Le Crédac

Dungeness’ Seed Bomb

Benoît Piéron

Workshop with artist Benoît Piéron using plants from Derek Jarman’s Prospect Cottage garden

Open to all.


In conjunction with the exhibition Derek Jarman - Dead Souls Whisper (1986-1993) at Crédac until 19 December, the artist Benoît Piéron invites the public to encapsulate the garden that Derek Jarman created from 1987 onwards around his house called Prospect Cottage in Dungeness in Kent, in the south-east of England. With Benoît Piéron, who practices “existential gardening”, the participants will weed the paths of the Prospect Cottage garden in an immobile journey, before grinding peat into powder and adding seeds and fertilizer to disseminate this garden beyond the spatio-temporal limits of the Crédac exhibition.
This powder is contained in blue capsules, a nod to Jarman’s love of colour, and to his last feature film Blue (1993) shown in the Crédakino throughout the exhibition.
Each participant will take home a sample of Prospect Cottage in a blue capsule which, when planted in the ground, acts as a small greenhouse to encourage seed germination. A bowl of capsules will also be available on the reception counter for the public after the event.

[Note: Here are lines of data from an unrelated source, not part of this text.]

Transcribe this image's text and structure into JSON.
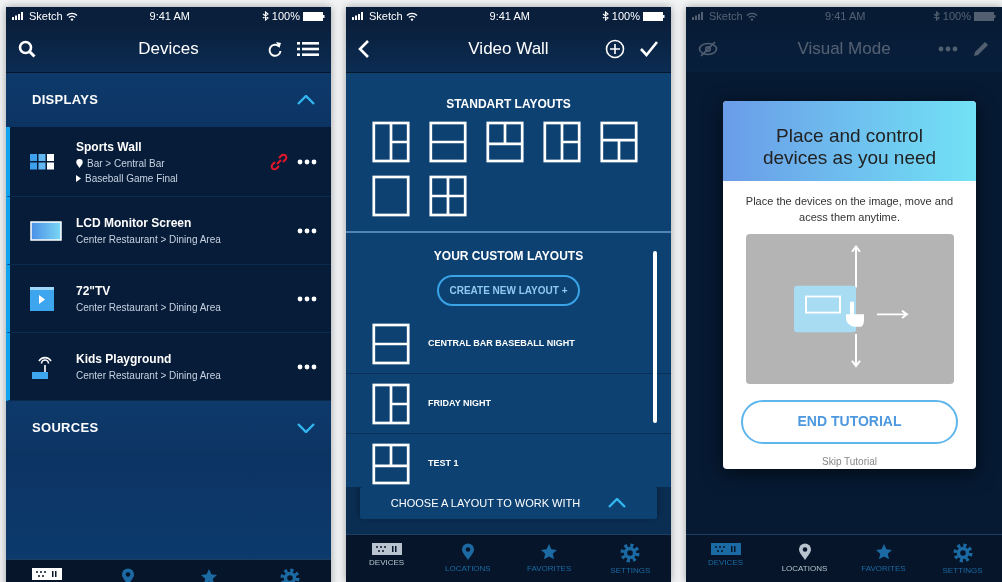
{
  "devices_screen": {
    "status_bar": {
      "carrier": "Sketch",
      "time": "9:41 AM",
      "battery": "100%"
    },
    "title": "Devices",
    "sections": [
      {
        "title": "DISPLAYS",
        "expanded": true,
        "items": [
          {
            "kind": "wall",
            "name": "Sports Wall",
            "location": "Bar > Central Bar",
            "now_playing": "Baseball Game Final",
            "linked": true
          },
          {
            "kind": "monitor",
            "name": "LCD Monitor Screen",
            "location": "Center Restaurant > Dining Area",
            "linked": false
          },
          {
            "kind": "tv",
            "name": "72\"TV",
            "location": "Center Restaurant > Dining Area",
            "linked": false
          },
          {
            "kind": "router",
            "name": "Kids Playground",
            "location": "Center Restaurant > Dining Area",
            "linked": false
          }
        ]
      },
      {
        "title": "SOURCES",
        "expanded": false
      }
    ],
    "tab_bar": [
      {
        "selected": true
      },
      {
        "selected": false
      },
      {
        "selected": false
      },
      {
        "selected": false
      }
    ]
  },
  "video_wall_screen": {
    "status_bar": {
      "carrier": "Sketch",
      "time": "9:41 AM",
      "battery": "100%"
    },
    "title": "Video Wall",
    "standard_title": "STANDART LAYOUTS",
    "standard_layouts": [
      {
        "kind": "v-split-right-h"
      },
      {
        "kind": "h-split"
      },
      {
        "kind": "top-v-split"
      },
      {
        "kind": "v-split-right-h"
      },
      {
        "kind": "bottom-v-split"
      },
      {
        "kind": "single"
      },
      {
        "kind": "quad"
      }
    ],
    "custom_title": "YOUR CUSTOM LAYOUTS",
    "create_button": "CREATE NEW LAYOUT +",
    "custom_layouts": [
      {
        "kind": "h-split",
        "name": "CENTRAL BAR BASEBALL NIGHT"
      },
      {
        "kind": "v-split-right-h",
        "name": "FRIDAY NIGHT"
      },
      {
        "kind": "top-v-split",
        "name": "TEST 1"
      }
    ],
    "chooser": "CHOOSE A LAYOUT TO WORK WITH",
    "tab_bar": [
      {
        "label": "DEVICES",
        "selected": true
      },
      {
        "label": "LOCATIONS",
        "selected": false
      },
      {
        "label": "FAVORITES",
        "selected": false
      },
      {
        "label": "SETTINGS",
        "selected": false
      }
    ]
  },
  "visual_mode_screen": {
    "status_bar": {
      "carrier": "Sketch",
      "time": "9:41 AM",
      "battery": "100%"
    },
    "title": "Visual Mode",
    "dialog": {
      "title": "Place and control devices as you need",
      "text": "Place the devices on the image, move and acess them anytime.",
      "button": "END TUTORIAL",
      "link": "Skip Tutorial"
    },
    "tab_bar": [
      {
        "label": "DEVICES",
        "selected": false
      },
      {
        "label": "LOCATIONS",
        "selected": true
      },
      {
        "label": "FAVORITES",
        "selected": false
      },
      {
        "label": "SETTINGS",
        "selected": false
      }
    ]
  }
}
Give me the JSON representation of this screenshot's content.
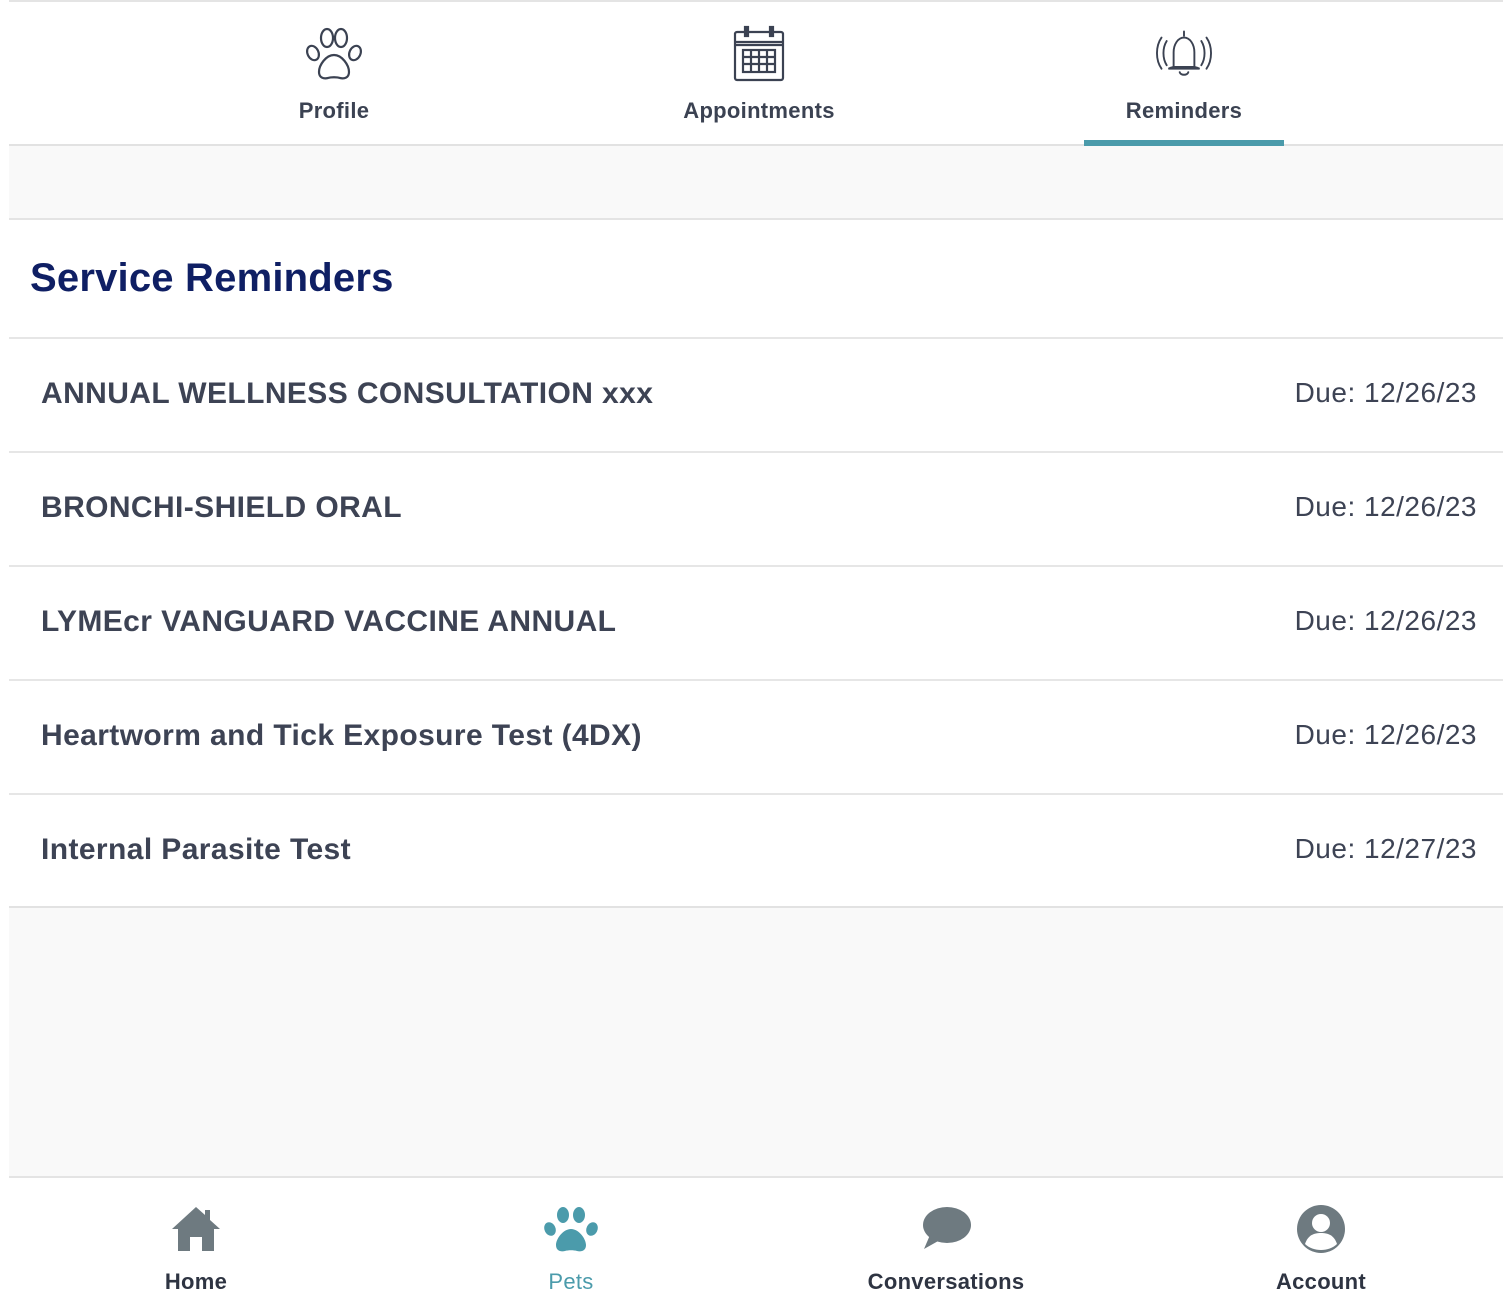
{
  "top_tabs": [
    {
      "label": "Profile",
      "icon": "paw-outline-icon",
      "active": false
    },
    {
      "label": "Appointments",
      "icon": "calendar-icon",
      "active": false
    },
    {
      "label": "Reminders",
      "icon": "bell-ringing-icon",
      "active": true
    }
  ],
  "reminders": {
    "title": "Service Reminders",
    "items": [
      {
        "name": "ANNUAL WELLNESS CONSULTATION xxx",
        "due": "Due: 12/26/23"
      },
      {
        "name": "BRONCHI-SHIELD ORAL",
        "due": "Due: 12/26/23"
      },
      {
        "name": "LYMEcr VANGUARD VACCINE ANNUAL",
        "due": "Due: 12/26/23"
      },
      {
        "name": "Heartworm and Tick Exposure Test (4DX)",
        "due": "Due: 12/26/23"
      },
      {
        "name": "Internal Parasite Test",
        "due": "Due: 12/27/23"
      }
    ]
  },
  "bottom_nav": [
    {
      "label": "Home",
      "icon": "home-icon",
      "active": false
    },
    {
      "label": "Pets",
      "icon": "paw-icon",
      "active": true
    },
    {
      "label": "Conversations",
      "icon": "chat-bubble-icon",
      "active": false
    },
    {
      "label": "Account",
      "icon": "account-icon",
      "active": false
    }
  ],
  "colors": {
    "accent": "#4b9bab",
    "title": "#0f1f64",
    "text": "#3d4354",
    "nav_icon": "#6e7a80",
    "background": "#f9f9f9"
  }
}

Seeds contained in capsules, with peat and fertilizer:
Artemisia absinthium - Wormwood - grand wormwood
Borago officinalis - Borage
Centaurea cyanus - Cornflower
Centranthus ruber - Red valerian
Crambe cordifolia - White cloud cabbage
Crambe maritima - Sea crambe or sea cabbage
Cytisus scoparius - Broom
Digitalis purpurea - Purple Foxglove
Foeniculum vulgare - Fennel
Papaver rhoeas - Poppy
Rosa canina - Dog rose
Rosa rugosa - Rough rose
Ruta graveolens - Rue officinale
Santolina chamaecyparissus - Santolinia small Cypress


Affected by the AIDS virus, Derek Jarman (1942-1994) devotes much of his time to his garden on the moor facing the sea and near a nuclear power station. He landscaped and planted around his house, collecting pebbles, driftwood, old metal, native plants and then others which he acclimatised. Passionate about botany since his childhood, he combines his painter’s eye, his horticultural know-how and his ecological convictions to create a landscape of rare magic where flowers, shrubs, flints, shells and driftwood mingle with sculptures combining stones, old rusty tools like small works of art set in a constantly changing decor. In this hostile and windy terrain, he makes “colours grow” even as his vision fades. His care for the garden also metaphorically heals wounds. In the face of illness and collapse, the vibrancy of the plants, their cycles of life and death in an arid land with a particularly difficult climate, the Prospect Cottage garden becomes the image of a struggle against a body that betrays the artist, and a symbol of resilience.

Artist biography

  • Benoît Piéron is a French artist born in 1983 in Ivry-sur-Seine. He creates moments, installations and objects.
    Benoît Piéron is interested in the sensuality of plants, the borders of the body and the temporality of waiting rooms. He practices patchwork, existential gardening and designs wallpapers. Having always lived with a pet disease, the hospital world is his ecosystem.
    He graduated with honours from the École Nationale Supérieure des Beaux-Arts de Paris in 2007 and participated in the Hermès Foundation residency programme in 2010. In 2011-2012 he is a resident at the Casa de Velázquez, the French academy in Madrid. In 2014 he was welcomed in residence at the Fernand Léger Gallery in Ivry-sur-Seine, where he had his first solo exhibition in 2015. In 2018, he had a solo exhibition at the Centre d’art contemporain Les Tanneries d’Amilly. In residence at the Cité Internationale des Arts in 2020 and 2021, he gives knitted workshops around herborisation and validism in parallel with his exhibitions. In 2021 he planted the Mendes Wood gallery stand at the Fiac and grew a large tuft of grass in the courtyard of the MAT - centre d’art contemporain in Ancenis. For the past few months he has been questioning the food of unicorns, the place of orgasm in hospitals and lethal flora. His works have been exhibited in France, Brussels, Japan, Korea, Spain and Canada.